Durant une pause, nous sentons - au sens propre du terme - un berger et son troupeau venir vers nous. Les bêtes, un peu apeurées et poussées sans ménagement par des chiens passent devant nous dans un désordre absolu. Le berger braille presque aussi fort que ses brebis.
Grenade est une grande ville, réputée pour ses bâtiments à l'architecture médiévale datant de l'occupation mauresque, en particulier l'Alhambra, mais elle l'est tout autant pour ses bouchons et ses sens interdits rendant la circulation infernale. Il n'aura pas été simple d'atteindre notre hôtel, situé en plein centre. Après une bonne douche réconfortante, nous partons dîner en ville. Nous nous disons alors que la journée aura finalement bien collé – c'est le moins que l'on puisse dire – à nos attentes. Elle a nécessité de l'engagement, c'est une certitude. Au journal télévisé, la présentatrice météo invite la population à la plus grande prudence sur les routes et aux abords des cours d'eau en raison des fortes pluies qui se sont abattues sur la péninsule ibérique et des risques d'inondation. Sans blague... Mais elle ajoute qu'il fera meilleur demain. Je demande à voir...
ÉTAPE 6
Grenade - Fort Bravo
La journée s'annonce bien. Ça change. La présentatrice météo a dit vrai, il fait meilleur.

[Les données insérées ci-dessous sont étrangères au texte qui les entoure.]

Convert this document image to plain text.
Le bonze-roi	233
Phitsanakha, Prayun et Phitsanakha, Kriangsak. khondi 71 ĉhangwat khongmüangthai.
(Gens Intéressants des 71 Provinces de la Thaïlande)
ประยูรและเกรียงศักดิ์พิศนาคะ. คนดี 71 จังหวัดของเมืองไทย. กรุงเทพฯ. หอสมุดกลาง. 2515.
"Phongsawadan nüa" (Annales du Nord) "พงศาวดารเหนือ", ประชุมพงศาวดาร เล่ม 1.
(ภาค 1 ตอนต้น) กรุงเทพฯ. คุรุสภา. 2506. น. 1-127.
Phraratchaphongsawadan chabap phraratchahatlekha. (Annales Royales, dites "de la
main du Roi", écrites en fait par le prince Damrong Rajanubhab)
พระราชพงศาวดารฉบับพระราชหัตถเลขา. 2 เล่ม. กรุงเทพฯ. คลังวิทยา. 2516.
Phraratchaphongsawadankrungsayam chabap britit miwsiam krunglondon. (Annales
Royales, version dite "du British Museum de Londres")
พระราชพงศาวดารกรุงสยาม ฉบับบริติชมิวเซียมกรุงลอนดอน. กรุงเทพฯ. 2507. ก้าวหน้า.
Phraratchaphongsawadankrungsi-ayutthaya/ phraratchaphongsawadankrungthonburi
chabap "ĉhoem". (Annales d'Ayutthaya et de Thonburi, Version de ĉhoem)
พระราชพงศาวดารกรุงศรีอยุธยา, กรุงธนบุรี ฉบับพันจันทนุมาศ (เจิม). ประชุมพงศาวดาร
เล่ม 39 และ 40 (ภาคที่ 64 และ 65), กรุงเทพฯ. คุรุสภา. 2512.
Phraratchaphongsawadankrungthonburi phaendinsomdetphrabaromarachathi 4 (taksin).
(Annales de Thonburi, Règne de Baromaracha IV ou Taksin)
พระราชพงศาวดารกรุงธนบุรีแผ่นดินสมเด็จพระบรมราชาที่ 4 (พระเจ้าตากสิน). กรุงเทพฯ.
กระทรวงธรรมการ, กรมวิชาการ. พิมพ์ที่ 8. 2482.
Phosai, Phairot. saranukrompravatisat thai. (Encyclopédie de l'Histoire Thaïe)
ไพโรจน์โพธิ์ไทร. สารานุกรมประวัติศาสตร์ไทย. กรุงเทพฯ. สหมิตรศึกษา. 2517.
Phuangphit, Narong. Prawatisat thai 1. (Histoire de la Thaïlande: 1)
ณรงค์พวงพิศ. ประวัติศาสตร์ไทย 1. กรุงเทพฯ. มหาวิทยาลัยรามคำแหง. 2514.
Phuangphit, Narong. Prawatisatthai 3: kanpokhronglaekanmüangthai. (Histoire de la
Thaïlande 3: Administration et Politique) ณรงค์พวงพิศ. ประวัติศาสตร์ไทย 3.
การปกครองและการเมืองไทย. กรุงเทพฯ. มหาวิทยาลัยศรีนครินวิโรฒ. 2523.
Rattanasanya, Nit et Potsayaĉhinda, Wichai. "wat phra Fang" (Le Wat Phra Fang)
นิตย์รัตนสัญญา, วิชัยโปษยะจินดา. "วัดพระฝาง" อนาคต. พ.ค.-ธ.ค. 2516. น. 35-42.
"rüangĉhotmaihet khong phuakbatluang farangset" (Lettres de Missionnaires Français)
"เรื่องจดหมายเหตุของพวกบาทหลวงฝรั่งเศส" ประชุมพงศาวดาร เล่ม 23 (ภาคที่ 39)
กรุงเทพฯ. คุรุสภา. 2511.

Au menu aujourd'hui, la deuxième chaîne de montagnes la plus élevée d'Europe après celle des Alpes, la perle de l'Andalousie, la Sierra Nevada. Nous la contournerons dans un premier temps par le nord-est, la neige empêchant toute incursion en son centre à cette saison. Les pistes forestières de moyenne altitude que nous sillonnons à très bonne vitesse nécessitent toute notre attention. Au détour d'un virage, il n'est pas rare que nous nous enfoncions d'un seul coup dans un nuage de brume très dense. La visibilité se réduisant alors à pas grand-chose, même moins que ça.
Approximativement au centre de la Sierra Nevada se trouve la route A-337, qui traverse de part en part la chaîne montagneuse en suivant un axe nord-sud. Venant de l'ouest et puisque nous nous dirigeons vers l'est nous traversons la route. Logique. Jusque-là, tout va bien. C'est après que tout va se corser.
Je suis en tête du groupe. Une première piste, quelques épingles et là, un véritable mur ! Une grimpette de près d'un kilomètre est à gravir, très pentue, saignée de traces confuses, jonchée de pierres qui roulent avec, au loin, un arbre planté juste au milieu. Je m'élance. J’entame la montée sur le troisième rapport et avec pas mal de gaz, mais très vite je dois rétrograder en deux pour pouvoir doser plus finement le régime moteur et conserver un bon grip à la roue arrière. La roue avant, elle, ne touchant presque jamais le sol. Au voisinage de l'arbre, ma moto prend peur. Elle change sans prévenir de trajectoire, me jette sur la gauche, s'essouffle. Je suis obligé de descendre en une pour garder du gaz et, le corps porté en avant je parviens je ne sais pas comment à atteindre le sommet. Ouf !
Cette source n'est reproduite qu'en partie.